Supporting roles were taken by Robert Currier (Alonso), Christopher Hammond (Gonzalo), Scott Coopwood (Sebastian), James Hiser (Antonio), Alex Hersler (Ferdinand), Lynne Soffer (Trincula), and Cassidy Brown (Stephano). All in all, this is a theatrically challenging production of The Tempest.

One of the Prospero's mechanical Qualities in The Tempest
(Photo by: Eric Chazankin)

* * * * * * * * *
I wish I could wax as enthusiastic over the adaptation of Jane Austen's first published novel, Sense and Sensibility, which is currently on display at the Mountain View Center for the Performing Arts. Conceived by Andy Graham and Roger Parsley and directed by Robert Kelley, this American premiere from TheatreWorks pretty much left me cold.
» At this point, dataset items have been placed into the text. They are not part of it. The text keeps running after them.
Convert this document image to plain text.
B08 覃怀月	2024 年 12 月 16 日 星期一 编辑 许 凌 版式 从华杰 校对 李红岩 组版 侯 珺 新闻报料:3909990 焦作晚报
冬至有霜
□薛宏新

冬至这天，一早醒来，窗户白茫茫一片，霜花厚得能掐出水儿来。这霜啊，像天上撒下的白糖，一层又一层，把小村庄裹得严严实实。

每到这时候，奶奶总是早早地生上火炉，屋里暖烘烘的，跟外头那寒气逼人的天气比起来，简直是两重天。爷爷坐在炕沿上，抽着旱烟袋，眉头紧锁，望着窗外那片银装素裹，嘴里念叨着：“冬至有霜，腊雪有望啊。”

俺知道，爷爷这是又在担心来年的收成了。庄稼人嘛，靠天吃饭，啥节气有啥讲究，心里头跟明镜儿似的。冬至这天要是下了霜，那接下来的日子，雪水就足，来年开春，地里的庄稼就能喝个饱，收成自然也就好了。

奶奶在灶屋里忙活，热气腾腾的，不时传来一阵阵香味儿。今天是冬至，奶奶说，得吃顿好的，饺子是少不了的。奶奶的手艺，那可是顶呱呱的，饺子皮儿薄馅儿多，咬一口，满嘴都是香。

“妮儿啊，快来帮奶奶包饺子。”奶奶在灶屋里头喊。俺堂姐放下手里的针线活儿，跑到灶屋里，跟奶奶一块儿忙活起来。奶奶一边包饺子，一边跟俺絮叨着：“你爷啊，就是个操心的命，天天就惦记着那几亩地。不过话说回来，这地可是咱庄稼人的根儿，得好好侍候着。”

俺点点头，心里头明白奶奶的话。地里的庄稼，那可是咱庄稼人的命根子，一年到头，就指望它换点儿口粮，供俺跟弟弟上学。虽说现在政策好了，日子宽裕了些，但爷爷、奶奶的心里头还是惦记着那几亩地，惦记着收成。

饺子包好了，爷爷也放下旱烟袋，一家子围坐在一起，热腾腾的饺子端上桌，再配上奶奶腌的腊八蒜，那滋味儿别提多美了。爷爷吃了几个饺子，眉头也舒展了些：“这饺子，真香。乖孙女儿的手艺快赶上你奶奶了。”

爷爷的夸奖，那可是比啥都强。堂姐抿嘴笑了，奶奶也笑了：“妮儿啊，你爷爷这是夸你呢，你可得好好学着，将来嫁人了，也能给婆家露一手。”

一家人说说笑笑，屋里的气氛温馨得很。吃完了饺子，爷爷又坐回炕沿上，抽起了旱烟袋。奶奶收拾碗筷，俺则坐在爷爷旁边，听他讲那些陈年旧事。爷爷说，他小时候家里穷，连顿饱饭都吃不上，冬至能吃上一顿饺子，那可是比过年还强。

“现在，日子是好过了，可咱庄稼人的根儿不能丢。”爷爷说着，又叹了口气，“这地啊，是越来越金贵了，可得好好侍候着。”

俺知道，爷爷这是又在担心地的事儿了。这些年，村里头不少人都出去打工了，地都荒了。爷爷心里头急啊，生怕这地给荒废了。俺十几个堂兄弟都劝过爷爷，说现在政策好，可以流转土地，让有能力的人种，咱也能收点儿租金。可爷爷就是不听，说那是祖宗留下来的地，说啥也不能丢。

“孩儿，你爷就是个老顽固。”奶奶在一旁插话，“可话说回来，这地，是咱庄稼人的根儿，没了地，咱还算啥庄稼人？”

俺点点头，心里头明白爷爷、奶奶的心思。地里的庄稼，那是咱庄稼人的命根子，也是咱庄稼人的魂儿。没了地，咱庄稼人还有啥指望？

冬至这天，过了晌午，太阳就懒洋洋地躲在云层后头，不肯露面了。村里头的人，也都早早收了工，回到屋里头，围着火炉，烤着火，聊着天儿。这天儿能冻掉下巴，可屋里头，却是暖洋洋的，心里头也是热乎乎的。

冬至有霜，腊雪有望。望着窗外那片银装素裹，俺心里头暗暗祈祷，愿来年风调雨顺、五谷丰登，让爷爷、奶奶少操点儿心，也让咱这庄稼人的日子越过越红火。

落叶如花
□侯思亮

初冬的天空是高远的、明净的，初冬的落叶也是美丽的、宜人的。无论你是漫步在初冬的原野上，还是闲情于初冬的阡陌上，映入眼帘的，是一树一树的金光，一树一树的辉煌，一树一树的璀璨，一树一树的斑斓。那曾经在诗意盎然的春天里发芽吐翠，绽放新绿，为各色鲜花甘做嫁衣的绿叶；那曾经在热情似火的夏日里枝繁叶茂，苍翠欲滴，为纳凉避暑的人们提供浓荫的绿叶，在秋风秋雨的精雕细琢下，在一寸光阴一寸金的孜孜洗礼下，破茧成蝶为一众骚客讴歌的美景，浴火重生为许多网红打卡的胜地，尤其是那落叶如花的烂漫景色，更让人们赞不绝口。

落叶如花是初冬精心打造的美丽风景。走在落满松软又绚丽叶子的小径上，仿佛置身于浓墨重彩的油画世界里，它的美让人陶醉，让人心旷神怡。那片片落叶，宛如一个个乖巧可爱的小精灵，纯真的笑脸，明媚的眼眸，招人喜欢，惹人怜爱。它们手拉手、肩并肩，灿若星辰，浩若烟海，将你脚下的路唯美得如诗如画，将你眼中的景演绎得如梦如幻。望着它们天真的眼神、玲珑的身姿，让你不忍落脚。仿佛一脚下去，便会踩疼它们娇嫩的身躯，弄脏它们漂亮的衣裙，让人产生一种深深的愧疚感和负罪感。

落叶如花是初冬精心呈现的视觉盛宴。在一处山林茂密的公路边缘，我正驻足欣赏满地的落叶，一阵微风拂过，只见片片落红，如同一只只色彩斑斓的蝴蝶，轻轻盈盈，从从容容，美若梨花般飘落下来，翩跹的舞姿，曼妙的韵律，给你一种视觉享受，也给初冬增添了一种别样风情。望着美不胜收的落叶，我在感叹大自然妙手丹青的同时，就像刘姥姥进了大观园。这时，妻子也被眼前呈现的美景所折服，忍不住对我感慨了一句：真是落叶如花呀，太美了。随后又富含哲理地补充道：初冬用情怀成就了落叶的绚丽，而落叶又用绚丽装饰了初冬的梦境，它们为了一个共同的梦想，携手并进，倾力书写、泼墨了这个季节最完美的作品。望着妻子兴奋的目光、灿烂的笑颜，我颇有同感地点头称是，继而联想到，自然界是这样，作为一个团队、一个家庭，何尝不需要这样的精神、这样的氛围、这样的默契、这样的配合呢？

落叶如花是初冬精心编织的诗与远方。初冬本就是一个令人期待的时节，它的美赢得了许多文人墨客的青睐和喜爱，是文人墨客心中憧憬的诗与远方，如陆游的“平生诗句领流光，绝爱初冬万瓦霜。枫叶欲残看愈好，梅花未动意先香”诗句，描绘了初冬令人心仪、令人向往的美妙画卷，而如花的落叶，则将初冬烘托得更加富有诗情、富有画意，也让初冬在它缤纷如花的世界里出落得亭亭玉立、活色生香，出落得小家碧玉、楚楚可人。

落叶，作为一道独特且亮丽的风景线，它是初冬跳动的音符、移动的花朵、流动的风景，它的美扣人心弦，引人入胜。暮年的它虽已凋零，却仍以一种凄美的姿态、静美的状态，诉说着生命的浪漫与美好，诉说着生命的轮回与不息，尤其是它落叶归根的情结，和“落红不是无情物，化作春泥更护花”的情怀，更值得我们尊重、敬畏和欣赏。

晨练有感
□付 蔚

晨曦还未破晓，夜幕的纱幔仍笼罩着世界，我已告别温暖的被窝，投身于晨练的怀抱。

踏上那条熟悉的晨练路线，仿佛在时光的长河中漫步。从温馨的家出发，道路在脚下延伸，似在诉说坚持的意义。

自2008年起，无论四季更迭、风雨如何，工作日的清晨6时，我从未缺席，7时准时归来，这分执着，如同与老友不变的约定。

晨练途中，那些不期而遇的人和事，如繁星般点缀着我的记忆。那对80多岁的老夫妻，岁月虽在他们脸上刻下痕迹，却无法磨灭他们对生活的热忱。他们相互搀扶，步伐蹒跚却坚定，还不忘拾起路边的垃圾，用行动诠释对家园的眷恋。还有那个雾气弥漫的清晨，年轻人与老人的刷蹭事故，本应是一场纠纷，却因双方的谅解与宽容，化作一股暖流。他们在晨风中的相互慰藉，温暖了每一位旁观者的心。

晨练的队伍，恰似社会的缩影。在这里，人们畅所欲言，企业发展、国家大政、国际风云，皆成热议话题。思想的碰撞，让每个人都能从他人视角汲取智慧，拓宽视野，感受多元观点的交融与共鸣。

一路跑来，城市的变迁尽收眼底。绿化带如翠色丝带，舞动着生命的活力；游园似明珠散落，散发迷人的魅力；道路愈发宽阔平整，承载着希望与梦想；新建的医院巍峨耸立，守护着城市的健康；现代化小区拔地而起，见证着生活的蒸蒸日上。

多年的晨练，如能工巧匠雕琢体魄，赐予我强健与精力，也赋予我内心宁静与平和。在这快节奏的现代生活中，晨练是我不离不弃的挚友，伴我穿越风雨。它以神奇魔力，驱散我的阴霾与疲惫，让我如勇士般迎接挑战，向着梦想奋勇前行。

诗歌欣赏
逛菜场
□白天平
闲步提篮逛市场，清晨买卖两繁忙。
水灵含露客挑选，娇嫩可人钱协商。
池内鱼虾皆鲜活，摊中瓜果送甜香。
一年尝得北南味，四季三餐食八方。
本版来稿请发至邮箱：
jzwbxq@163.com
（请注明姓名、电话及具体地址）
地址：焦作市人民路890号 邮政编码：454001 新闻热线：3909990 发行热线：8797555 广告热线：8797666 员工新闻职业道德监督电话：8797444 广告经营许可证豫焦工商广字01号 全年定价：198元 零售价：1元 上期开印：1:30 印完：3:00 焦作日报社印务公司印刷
I can't tell whether Austen's novel (which was adapted for the screen by Ang Lee in 1995 and had television serials made in 1981 and 2008) was poorly adapted for the stage, didn't travel well across "the pond," or had much greater appeal to Jane Austen's devoted readers than it did to the opening night audience in Mountain View.

Elinor (Jennifer Le Blanc) and Marianne Dashwood (Katie Fabel)
in Sense and Sensibility (Photo by: Tracy Martin)

First published in 1881, Sense and Sensibility is very much about the intimate passions of two young women and how their unrequited loves for unobtainable men are eventually resolved. The tale of how Elinor Dashwood (Jennifer Le Blanc) and her younger sister, Marianne (Katie Fabel), are forced to leave their beloved home in Sussex following their father's death and stay with their gossipy Aunt Jennings (Stacy Ross), takes the newly-orphaned women to London and Somersetshire before they return to Barton Cottage in Devonshire to find true love and happiness.

Filled with various forms of female angst and bad behavior by two-faced men, it may just be that Austen's novel is more easily adaptable to the fluidity afforded by film and television than the hard reality of a stage. A clumsy attempt to have actors silhouetted upstage during a key scene in the second act failed to achieve the desired effect.

Elinor (Jennifer Le Blanc), Edward (Thomas Gorrebeeck) and
Marianne (Katie Fabel) in Sense and Sensibility
(Photo by: Tracy Martin)

Despite the gallant efforts of the play's seven-member ensemble, Sense and Sensibility proved to be a rather tedious and anemic evening of theatre. While I found Jennifer Le Blanc's portrayal of Elinor quite appealing, Katie Fabel's Marianne (as well as her pitch problems while singing) tended to grate on my nerves.

Lucy Littlewood offered some cold and sharp feminine contrast as the manipulative Lucy Steele, with solid supporting performances coming from Thomas Gorrebeeck as Edward Ferrars, Mark Anderson Phillips as Colonel Brandon, and Michael Scott McLean as the dastardly Willoughby. But when the projections used for the background landscapes in Joe Ragey's set become the highlight of one's evening, something is obviously missing.  What should have been a delicious soufflé lacked a sense of stageworthiness.